Debbie Taylor, director of the Women in Engineering Office, combines her experiences in science and engineering with historical figures to teach children about the past.
Taylor, the assistant director of the Women in Science and Engineering Program, is the author of children’s books that tell the story of accomplished people from history.
“I think sometimes children are getting lots of misinformation from other forms of media, and generally with books you get a better quality of information because so much effort goes into it,” Taylor says.
She is working with colleague Cinda-Sue Davis on a story about two U-M women—the late botany professor Elzada Clover and her student Lois Jotter, who made history when they studied plant life along the Colorado River in 1938.
“There are a number of people, especially engineers and scientists, who accomplished so much and contributed so much to the quality of life internationally, yet few children or adults know about them,” Taylor says.

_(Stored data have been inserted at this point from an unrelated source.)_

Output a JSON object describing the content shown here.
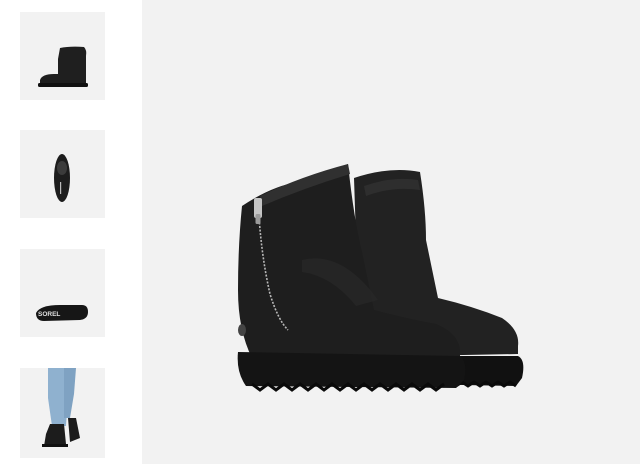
{
  "gallery": {
    "thumbnails": [
      {
        "view": "side-view",
        "selected": true
      },
      {
        "view": "top-view",
        "selected": false
      },
      {
        "view": "sole-view",
        "selected": false
      },
      {
        "view": "on-model-view",
        "selected": false
      }
    ],
    "sole_brand_text": "SOREL"
  },
  "colors": {
    "background": "#f2f2f2",
    "boot": "#1c1c1c",
    "boot_highlight": "#3a3a3a",
    "zipper": "#b8b8b8",
    "denim": "#8fb1cf"
  }
}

Taylor’s first published book, “Sweet Music in Harlem,” from Lee and Low Books, will debut in May. A famous 1958 photograph by Art Kane depicting dozens of famous jazz musicians inspired the story. The picture is on the wall behind Taylor in the accompanying photograph. She tried, in her words, “to imagine what a child might have thought of such a gathering,” and the story grew from there.
Another story, “Slip Through the Dark Woods,” is about the experience of a slave girl. It was inspired by a “behind-the-scenes” tour of the Matthaei Botanical Gardens. Taylor researched bills of sale for actual slaves, read slave narratives and planted a medicinal herb garden, all to bring accuracy to her story, she says.
This spring, the Women in Science and Engineering Program, along with the Michigan Society of Children’s Book Writers and Illustrators and the Exhibit Museum, will co-sponsor a traveling exhibit from the Association of Science and Technology Centers, featuring the top 40 children’s science books published this year. The exhibit will be displayed at the Ann Arbor Book Festival, April 22-25.
Taylor has been involved with women and children in engineering and the sciences for more than eight years, and she uses this experience as well as African American history to write her books. With a love of reading, her education at Case Western Reserve University and Cleveland State University, and her interest in literacy, writing children’s books was a natural decision.
“Talking about unsung heroes is really important because many times heroes are ordinary people who have risen to the occasion, and the more often students understand this, the more often they will rise to the occasion,” Taylor says. “I love telling a good story, and I will probably never write a story with an unhappy ending.”